投稿者:redhelink - この投稿者のレビュー一覧を見る
真夏の夜の定番は怪談話。蒸し暑い中、みんなで様々な話をするのは青春です。ところで、今の季節は早春。冬の寒さが残っているのと、まだまだ夜が早いことから言えるでしょう。その早春に怪談をするのは、とても怖いと個人的に思います。だって、何もしていなくても身震いするような季節ですし、みんなが厚着をしているから、中身は本当に人間なのかと勝手な妄想をしてしまいます。・・・それは私だけですか?春先は変質者が多いと言われていますが、これを怪談話に置き換えると結構不気味な体験ができます。
私は、それをこの小説でやってしまったわけです。この小説は序盤に、これから重要になってくる奇怪な死を遂げた話が数話出てきます。それを読みながら部屋をキョロキョロする私がいるわけですよ。恥ずかしいことこの上ない。
そんな怪談話を、怖がりだけど剣術の腕はいい甚十郎とその彼を剣術で指導し、怪談話でいじめた平松左門が謎を解き明かしていきます。時代が江戸時代であることで、和服の魔的な魅力が想像できる辺りも好きです。
この小説において、自分の目と耳と足を使い、奇怪に思われた現象を論理的に解決していく平松左門の姿が印象的です。何事も結果があるものは原因があることを悟らせてくれるというメッセージが、面白おかしく書かれているのがこの小説でしょう。
また、推理できる部分も持ち合わせていて、しかもきちんと推理することで犯人もわかるように書かれているフェアな小説です。先入観(=著者)との戦いも楽しめます。
事件を扱っている小説は星の数あります。そしてその数だけ個々人の勝手な思惑があり、そしてその数だけトリックがあるわけです。しかもきちんと整頓すれば論理的に誰にでもわかるような方法で。人間がやることは所詮足が着いてしまうということです。
そこへ立ち向かう(=論理的にものを考えていく)ことがどれだけ大切で、またどれだけ難しいことかが、甚十郎と平松左門を通して感じられます。甚十郎は論理的に話を持っていこうとしているけど、マクロ的視点が少ないのではまってしまう描写は共感できます。
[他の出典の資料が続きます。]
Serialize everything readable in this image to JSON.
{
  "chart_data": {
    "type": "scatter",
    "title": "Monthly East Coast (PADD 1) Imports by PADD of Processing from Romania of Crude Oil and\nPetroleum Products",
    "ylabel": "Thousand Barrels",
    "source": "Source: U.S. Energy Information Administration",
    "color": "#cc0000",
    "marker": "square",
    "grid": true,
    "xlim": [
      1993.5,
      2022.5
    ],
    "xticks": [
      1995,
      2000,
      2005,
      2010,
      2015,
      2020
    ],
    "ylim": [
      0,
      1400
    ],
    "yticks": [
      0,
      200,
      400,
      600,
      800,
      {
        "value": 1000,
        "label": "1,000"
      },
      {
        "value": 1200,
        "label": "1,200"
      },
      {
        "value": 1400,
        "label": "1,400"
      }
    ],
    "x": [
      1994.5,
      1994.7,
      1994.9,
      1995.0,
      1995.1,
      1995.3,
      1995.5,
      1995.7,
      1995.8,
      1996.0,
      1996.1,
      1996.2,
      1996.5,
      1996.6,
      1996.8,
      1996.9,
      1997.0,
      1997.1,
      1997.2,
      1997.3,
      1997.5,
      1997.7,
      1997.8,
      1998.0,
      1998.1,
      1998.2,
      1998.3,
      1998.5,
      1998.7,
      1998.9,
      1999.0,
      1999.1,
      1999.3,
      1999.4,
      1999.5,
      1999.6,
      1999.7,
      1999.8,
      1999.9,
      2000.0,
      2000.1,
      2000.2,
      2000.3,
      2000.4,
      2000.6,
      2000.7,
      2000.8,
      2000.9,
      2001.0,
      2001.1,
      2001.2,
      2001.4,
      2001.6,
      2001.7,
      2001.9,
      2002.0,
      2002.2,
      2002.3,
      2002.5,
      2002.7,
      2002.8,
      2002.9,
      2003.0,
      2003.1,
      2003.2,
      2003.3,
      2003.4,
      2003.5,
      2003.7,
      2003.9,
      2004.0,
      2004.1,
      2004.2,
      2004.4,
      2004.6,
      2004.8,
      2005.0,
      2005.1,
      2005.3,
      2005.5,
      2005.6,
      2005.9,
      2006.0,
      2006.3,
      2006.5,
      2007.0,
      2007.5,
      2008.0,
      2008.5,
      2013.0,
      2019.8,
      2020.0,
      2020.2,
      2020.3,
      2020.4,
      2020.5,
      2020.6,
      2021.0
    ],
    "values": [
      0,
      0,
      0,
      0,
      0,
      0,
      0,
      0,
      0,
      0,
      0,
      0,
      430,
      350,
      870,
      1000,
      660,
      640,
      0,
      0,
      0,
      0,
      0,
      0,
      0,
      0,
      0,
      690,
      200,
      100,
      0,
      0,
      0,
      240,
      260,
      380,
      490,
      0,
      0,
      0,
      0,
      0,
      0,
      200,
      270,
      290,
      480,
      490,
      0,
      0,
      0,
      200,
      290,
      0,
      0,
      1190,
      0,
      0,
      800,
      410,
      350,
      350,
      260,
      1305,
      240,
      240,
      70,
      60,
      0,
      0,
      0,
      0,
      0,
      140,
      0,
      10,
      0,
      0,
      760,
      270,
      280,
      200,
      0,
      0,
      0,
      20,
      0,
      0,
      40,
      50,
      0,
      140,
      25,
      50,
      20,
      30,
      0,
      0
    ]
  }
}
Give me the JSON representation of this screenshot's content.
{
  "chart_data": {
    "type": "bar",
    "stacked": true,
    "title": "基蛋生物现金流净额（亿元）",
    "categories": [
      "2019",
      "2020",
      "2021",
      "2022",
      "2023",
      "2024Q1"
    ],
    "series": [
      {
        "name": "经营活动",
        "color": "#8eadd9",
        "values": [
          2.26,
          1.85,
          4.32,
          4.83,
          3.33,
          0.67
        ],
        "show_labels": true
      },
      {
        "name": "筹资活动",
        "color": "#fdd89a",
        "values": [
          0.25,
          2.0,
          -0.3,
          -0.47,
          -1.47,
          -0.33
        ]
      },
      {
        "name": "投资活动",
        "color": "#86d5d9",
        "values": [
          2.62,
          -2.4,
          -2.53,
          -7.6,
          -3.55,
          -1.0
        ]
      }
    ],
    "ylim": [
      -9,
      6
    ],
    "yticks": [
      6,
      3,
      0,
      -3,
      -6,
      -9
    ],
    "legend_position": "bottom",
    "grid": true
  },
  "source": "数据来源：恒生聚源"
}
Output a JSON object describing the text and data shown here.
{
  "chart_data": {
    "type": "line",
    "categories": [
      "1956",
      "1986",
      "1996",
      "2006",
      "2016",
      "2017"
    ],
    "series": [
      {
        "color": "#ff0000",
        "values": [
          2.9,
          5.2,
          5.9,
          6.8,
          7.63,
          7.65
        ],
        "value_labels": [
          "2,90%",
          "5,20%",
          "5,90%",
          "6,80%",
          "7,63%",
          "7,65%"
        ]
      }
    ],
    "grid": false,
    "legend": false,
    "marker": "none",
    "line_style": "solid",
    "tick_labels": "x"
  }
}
マクロとミクロのバランスをとりながら考えることは、非常に難しいことを最近経験した私にとっては、痛々しいキャラクターでもあるのです。
その本について共感できる本を読むととても楽しく読めることは、経験的にあることだと思います。私も友人に言われてしっくりきた台詞でした。寒い季節にびびりたい人、論理的な思考にあこがれる人は読んでほしい作品です。できれば数日かけてじっくりと読むと、よりいっそうその欲求を満たしてくれると思います。